Zipp, Corima and others have made great products that competed with Hed’s wheels. I wouldn’t say that Hed’s wheels were absolutely the best you could get for as long as they’ve been in production, but I don’t understand why you say “they were considered the worst wheels money could buy.” Surely that title goes to the original (exploding) Mavic R-Sys.
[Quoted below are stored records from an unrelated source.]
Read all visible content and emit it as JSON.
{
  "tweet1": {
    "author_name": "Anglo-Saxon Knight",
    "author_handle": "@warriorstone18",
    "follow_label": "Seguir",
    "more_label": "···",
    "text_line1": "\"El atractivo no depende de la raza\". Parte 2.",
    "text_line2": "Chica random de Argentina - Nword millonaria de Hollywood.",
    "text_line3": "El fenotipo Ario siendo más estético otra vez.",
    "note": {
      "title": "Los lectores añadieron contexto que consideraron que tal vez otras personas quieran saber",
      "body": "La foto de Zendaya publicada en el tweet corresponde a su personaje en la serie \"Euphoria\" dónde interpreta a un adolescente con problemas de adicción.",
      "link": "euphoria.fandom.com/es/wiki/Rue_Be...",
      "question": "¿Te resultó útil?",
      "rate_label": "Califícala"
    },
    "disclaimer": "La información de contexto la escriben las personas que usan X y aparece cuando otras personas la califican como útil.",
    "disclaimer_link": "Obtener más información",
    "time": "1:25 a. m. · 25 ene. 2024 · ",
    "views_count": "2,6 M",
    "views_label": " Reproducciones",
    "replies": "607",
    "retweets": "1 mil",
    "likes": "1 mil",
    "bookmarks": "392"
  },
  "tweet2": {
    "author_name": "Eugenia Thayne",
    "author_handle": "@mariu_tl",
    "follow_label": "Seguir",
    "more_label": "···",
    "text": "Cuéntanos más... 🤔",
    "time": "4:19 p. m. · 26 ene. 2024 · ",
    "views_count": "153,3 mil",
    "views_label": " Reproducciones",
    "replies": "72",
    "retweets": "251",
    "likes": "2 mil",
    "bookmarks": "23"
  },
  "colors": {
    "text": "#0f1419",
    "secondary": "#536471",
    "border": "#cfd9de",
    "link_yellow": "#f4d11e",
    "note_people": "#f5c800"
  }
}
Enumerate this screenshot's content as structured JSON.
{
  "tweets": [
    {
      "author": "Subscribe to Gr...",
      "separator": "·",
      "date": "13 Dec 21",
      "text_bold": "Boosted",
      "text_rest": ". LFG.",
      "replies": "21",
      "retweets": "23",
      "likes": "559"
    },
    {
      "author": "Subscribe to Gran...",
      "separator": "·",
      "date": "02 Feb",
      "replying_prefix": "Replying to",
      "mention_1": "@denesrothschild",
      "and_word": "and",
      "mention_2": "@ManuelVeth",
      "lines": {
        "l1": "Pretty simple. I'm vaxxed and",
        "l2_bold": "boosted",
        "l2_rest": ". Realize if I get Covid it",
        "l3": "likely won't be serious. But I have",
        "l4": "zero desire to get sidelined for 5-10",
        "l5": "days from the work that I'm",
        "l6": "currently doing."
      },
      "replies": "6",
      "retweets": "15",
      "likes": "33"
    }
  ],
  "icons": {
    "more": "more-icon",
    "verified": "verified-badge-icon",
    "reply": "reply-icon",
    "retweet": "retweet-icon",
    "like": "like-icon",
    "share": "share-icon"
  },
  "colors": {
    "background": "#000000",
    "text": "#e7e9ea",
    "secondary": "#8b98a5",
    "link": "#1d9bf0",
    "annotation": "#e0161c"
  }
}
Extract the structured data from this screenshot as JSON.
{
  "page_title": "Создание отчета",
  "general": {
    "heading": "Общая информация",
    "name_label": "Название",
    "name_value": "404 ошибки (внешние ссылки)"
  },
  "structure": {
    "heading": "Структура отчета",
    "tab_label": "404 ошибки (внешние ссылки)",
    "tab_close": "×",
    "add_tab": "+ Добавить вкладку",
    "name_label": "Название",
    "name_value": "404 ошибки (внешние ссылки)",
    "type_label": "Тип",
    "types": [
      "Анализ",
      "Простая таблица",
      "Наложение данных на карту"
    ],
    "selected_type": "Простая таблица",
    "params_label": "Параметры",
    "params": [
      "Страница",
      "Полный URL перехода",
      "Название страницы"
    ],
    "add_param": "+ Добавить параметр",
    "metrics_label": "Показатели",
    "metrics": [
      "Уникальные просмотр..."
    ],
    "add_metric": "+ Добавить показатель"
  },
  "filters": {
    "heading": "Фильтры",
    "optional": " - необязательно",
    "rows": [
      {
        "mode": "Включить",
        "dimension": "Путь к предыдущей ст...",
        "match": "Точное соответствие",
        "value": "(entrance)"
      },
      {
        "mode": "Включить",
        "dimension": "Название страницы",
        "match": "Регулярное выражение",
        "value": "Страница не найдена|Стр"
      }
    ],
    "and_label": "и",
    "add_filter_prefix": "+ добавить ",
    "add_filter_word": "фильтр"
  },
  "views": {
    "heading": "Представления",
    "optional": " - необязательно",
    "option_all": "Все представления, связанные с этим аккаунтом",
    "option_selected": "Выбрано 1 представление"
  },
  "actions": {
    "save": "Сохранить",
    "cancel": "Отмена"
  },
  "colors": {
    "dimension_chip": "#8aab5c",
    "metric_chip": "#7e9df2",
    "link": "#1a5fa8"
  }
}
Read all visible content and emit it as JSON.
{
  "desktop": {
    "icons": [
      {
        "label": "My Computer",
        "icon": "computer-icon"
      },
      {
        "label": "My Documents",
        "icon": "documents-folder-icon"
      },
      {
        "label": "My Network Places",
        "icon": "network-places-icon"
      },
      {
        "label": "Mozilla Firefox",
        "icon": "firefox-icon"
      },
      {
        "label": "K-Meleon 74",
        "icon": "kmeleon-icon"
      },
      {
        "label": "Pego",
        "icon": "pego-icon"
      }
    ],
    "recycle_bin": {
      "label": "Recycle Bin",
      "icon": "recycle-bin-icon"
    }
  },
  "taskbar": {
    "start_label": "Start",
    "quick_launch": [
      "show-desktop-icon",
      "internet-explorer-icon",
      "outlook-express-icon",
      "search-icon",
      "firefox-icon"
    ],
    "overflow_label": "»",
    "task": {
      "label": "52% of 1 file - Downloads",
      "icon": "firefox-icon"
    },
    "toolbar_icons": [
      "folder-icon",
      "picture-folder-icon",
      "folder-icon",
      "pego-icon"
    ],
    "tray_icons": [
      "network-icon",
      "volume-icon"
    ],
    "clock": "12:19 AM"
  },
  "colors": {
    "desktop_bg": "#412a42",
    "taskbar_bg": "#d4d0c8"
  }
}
Who considered Hed wheels the worst money could buy, and why did they believe that?

Kernel Flickitov
Kernel Flickitov
5 years ago
Reply to  Penn Teller

That’s the thing, HED cut their teeth with Tri crowd first. Durability wasn’t paramount like it is now. The early iterations of the Sonic hubs were the worst on the market for years. Look at them wrong and they would fall apart. At the original Hed ‘house’ in White Bear Lake sometime in the early 2000’s before the move and before the major update to that hub they showed me a room full of exploded Sonic hubs stacked from floor to ceiling. Disconcerting to say the least. No worries though. At least those days are behind them. I would go so far as to say Hed’s new hubs are better than any of the new ones from most of the other big brands.

Pete
Pete
5 years ago

Photos or it didn’t happen?

Andy T.
5 years ago

I have worked at Hed since the 90s, There was not and has never been a room full of exploded hubs. Maybe you got us confused with another company?
Zipp DID purchase rights to Steve’s patent on our toroidal rim shape in the early 2000s.

Kernel Flickitov
Kernel Flickitov
5 years ago
Reply to  Andy T.

No confusion, other than it may have been a really small room. 9th Street, WBL. By Lincoln Elementary and Magnapan. Steve (R.I.P.) gave me the tour. We also rode together chatting for an hour at Almanzo one year. He was aboard a brand new custom rig from Peacock Groove. The hubs used to be terrible and now their great, something that was brought up in that conversation as well. The evolution of the hubs over the last decade keep getting better, more so than what I see coming from your competition who tend to take one step forward and two back. In that timeframe when people ask me what factory wheels I trust invariably the answer is always you, Andy. This even happened just recently So keep it up you’ve been doing a fantastic job! Steve would be proud. Hat tip.